3:45 p.m. – The ER team performs a focused assessment with sonography for trauma (FAST) scan of Dakota’s abdomen, finding blood where it doesn’t belong. Dakota is quickly moved down the hall to a computed tomography (CT) scanner.

3:56 p.m. – The CT scan shows blood pooling in Dakota’s abdomen. His spleen is badly torn. Willis arranges for MedEvac air transport to the Level 1 Trauma Center at LVH–Cedar Crest, where Dakota will receive the specialized trauma surgery he needs. “It’s a streamlined transfer process,” Willis says. “We’ve trained with them, so it’s easy to transfer a patient. They are familiar with our skills, and they know we know what we are looking at.”

4:18 p.m. – LVH–Hazleton colleagues stabilize Dakota and stop his bleeding. It’s part of their role inside a Level 4 Trauma Center.

4:35 p.m. – Dakota’s heart rate increases due to blood loss. He gets a unit of blood before he’s placed inside the MedEvac chopper.

4:45 p.m. – Dakota and his father are in the air and en route to Allentown. “The state gives us three hours to get patients out the door if they need to be transferred, and we did it in under 90 minutes,” says Alexandra Malenka, RN, trauma program coordinator at LVH–Hazleton.
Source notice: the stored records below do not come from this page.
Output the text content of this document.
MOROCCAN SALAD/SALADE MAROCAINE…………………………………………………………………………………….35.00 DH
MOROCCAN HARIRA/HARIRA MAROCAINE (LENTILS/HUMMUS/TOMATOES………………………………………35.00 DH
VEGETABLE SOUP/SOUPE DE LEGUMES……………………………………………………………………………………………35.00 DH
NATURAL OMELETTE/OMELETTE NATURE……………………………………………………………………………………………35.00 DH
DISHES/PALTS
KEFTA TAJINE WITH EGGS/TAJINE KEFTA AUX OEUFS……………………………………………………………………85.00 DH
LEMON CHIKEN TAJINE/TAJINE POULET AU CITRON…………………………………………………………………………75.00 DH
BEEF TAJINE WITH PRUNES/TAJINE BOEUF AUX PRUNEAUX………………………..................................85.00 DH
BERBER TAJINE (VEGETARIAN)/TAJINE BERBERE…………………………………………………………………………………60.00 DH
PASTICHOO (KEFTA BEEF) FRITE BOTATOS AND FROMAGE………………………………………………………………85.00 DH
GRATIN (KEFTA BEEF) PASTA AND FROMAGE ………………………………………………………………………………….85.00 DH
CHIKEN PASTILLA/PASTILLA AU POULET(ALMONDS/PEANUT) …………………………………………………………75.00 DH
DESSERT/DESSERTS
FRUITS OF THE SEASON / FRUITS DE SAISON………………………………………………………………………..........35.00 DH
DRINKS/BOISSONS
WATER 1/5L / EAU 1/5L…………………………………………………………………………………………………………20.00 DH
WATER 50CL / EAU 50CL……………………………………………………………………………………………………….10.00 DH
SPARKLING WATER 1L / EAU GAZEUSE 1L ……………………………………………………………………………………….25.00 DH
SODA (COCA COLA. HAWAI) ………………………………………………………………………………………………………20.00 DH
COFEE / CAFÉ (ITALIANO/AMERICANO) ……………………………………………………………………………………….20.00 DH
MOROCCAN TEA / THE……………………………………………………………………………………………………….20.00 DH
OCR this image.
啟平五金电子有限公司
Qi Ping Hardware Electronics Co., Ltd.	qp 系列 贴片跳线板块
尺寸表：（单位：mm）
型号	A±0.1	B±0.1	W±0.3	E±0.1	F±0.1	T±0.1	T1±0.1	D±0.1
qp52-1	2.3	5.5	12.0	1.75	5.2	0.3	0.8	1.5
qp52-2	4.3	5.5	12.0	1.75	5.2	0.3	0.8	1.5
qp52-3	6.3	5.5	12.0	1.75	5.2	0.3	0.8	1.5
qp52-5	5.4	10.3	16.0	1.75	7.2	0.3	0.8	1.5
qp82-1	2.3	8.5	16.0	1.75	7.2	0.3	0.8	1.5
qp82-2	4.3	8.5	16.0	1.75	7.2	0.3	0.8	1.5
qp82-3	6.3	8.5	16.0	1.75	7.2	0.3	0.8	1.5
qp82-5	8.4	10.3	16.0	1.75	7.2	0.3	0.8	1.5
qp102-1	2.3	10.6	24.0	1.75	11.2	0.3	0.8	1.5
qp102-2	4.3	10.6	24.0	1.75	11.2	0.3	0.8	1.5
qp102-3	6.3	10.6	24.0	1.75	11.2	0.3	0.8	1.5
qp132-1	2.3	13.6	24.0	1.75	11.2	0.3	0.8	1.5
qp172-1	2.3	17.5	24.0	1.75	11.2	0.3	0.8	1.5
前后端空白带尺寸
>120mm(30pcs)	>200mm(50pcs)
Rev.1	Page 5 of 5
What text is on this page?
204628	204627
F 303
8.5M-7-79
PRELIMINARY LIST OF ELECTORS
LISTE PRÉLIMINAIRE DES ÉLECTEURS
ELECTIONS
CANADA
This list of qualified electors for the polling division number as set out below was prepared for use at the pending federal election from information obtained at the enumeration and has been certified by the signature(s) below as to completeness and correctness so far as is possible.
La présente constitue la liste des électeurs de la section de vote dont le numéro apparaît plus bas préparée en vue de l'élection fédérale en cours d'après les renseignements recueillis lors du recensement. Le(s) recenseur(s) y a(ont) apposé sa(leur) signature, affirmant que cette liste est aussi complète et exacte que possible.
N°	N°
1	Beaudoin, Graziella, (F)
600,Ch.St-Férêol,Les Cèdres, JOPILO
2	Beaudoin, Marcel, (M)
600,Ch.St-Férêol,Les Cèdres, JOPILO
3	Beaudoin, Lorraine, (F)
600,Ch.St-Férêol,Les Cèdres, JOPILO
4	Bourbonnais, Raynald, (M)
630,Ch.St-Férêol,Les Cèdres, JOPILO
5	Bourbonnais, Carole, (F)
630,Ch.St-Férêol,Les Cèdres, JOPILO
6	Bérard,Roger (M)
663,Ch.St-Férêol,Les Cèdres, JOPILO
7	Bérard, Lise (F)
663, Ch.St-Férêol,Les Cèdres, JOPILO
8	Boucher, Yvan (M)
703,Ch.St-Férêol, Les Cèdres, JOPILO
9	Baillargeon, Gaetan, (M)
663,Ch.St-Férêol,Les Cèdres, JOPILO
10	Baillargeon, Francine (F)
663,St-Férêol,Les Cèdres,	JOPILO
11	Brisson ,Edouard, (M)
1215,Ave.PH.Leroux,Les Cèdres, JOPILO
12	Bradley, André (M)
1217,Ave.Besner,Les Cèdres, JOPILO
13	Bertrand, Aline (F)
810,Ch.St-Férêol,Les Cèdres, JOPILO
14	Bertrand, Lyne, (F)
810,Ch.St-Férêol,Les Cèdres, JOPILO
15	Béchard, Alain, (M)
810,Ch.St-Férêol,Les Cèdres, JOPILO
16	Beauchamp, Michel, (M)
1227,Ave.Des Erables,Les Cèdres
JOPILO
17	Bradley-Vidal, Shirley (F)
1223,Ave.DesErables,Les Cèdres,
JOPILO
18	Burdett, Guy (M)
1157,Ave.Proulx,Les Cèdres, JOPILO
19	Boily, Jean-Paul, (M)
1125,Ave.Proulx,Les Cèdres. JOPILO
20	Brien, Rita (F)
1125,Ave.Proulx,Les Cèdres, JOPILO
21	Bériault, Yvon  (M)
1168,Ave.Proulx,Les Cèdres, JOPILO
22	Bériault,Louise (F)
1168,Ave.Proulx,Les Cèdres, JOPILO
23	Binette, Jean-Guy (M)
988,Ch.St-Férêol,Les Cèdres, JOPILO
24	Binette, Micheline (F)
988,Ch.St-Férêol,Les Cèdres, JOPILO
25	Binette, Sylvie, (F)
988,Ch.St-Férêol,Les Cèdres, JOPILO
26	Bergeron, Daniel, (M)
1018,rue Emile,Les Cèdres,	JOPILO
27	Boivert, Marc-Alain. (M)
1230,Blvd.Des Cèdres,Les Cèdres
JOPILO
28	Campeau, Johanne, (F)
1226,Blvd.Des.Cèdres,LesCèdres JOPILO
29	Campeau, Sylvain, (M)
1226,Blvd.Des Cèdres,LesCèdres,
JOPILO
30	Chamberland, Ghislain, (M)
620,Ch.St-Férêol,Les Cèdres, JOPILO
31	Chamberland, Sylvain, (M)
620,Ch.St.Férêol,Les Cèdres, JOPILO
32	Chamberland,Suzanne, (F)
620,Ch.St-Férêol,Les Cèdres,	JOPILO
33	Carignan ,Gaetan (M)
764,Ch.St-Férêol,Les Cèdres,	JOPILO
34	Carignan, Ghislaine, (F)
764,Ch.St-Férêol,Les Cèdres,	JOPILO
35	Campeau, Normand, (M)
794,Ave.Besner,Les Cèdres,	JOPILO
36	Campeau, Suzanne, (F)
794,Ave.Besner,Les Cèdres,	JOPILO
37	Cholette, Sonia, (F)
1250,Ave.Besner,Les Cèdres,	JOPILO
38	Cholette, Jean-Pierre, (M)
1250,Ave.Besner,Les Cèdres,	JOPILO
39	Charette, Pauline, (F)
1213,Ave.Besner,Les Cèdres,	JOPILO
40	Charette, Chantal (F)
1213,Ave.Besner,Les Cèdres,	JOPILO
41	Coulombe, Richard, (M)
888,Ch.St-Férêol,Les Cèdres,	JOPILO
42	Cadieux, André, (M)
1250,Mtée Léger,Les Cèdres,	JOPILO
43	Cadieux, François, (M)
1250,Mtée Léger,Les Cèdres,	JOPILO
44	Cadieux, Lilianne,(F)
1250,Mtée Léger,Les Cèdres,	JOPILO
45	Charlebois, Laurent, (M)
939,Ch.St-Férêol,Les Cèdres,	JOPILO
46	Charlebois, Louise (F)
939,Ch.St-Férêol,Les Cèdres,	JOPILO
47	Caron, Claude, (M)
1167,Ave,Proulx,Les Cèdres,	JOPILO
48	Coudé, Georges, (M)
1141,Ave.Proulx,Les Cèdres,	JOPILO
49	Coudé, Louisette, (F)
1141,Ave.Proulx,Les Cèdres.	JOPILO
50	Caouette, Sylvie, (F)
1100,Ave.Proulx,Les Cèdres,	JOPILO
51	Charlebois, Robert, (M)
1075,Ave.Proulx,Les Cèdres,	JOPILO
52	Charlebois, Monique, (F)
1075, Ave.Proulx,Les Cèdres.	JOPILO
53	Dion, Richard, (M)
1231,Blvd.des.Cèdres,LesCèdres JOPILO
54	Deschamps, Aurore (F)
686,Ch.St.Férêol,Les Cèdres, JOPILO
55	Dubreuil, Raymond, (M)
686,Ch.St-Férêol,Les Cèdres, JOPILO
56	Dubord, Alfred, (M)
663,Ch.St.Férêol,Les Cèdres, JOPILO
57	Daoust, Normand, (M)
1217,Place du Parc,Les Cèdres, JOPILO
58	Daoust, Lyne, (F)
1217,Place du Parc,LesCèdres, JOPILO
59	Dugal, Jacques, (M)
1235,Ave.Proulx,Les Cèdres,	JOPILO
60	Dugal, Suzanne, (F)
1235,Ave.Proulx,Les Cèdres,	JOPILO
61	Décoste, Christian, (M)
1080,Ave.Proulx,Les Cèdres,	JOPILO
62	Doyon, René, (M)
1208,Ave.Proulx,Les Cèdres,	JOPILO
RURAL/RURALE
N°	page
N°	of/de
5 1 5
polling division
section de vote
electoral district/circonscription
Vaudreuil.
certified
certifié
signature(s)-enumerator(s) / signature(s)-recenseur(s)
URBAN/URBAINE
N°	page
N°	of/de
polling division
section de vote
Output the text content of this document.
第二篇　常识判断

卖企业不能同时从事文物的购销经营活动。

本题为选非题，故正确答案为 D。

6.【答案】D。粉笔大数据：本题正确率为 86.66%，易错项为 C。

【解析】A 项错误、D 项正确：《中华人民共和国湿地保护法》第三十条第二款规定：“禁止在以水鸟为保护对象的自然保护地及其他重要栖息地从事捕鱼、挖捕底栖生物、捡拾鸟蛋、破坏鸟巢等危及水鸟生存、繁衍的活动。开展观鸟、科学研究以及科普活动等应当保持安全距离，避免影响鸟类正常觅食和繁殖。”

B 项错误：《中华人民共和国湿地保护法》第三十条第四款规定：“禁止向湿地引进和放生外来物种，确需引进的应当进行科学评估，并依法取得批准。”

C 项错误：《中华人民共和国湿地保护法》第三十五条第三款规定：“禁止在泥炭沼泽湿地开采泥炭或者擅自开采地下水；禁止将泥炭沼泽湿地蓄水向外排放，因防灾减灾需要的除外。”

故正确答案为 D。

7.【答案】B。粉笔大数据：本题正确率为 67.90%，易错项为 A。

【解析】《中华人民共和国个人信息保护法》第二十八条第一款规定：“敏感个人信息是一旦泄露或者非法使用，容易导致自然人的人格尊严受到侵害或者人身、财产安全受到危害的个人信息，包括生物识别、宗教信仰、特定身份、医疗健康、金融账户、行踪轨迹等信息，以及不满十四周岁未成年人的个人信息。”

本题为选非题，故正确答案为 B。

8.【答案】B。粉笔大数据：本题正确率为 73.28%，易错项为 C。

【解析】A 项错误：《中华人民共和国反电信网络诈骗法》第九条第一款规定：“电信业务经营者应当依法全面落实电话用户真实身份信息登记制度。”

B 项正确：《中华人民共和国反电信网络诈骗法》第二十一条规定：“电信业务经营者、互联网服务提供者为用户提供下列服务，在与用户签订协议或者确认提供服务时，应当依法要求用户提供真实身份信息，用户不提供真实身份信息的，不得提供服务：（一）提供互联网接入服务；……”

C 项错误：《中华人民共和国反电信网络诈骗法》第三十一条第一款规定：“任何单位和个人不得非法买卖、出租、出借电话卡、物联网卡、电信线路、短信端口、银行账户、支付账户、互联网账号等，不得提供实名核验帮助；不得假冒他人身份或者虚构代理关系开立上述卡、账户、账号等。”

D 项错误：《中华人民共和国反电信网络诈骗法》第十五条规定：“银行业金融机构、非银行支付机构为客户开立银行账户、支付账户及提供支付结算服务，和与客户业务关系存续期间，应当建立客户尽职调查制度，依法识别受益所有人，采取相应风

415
Later that day – Dakota begins his recovery at LVH–Cedar Crest, where physicians make the decision to repair his spleen rather than remove it. This will help strengthen Dakota’s immunity in the years to come. He spends two days in the intensive care unit and 10 days total in the hospital. His mother, Deanna Mehlig, remains by his side 24/7, watching over him. “I knew he was going to be OK as I watched the doctors and nurses care for Dakota,” she says.

Today, Dakota is back home in full health.

“I’m so grateful for everything,” Kenny Mehlig says. “The care was phenomenal. They knew exactly what they were doing because they had dealt with injuries like this so many times before.”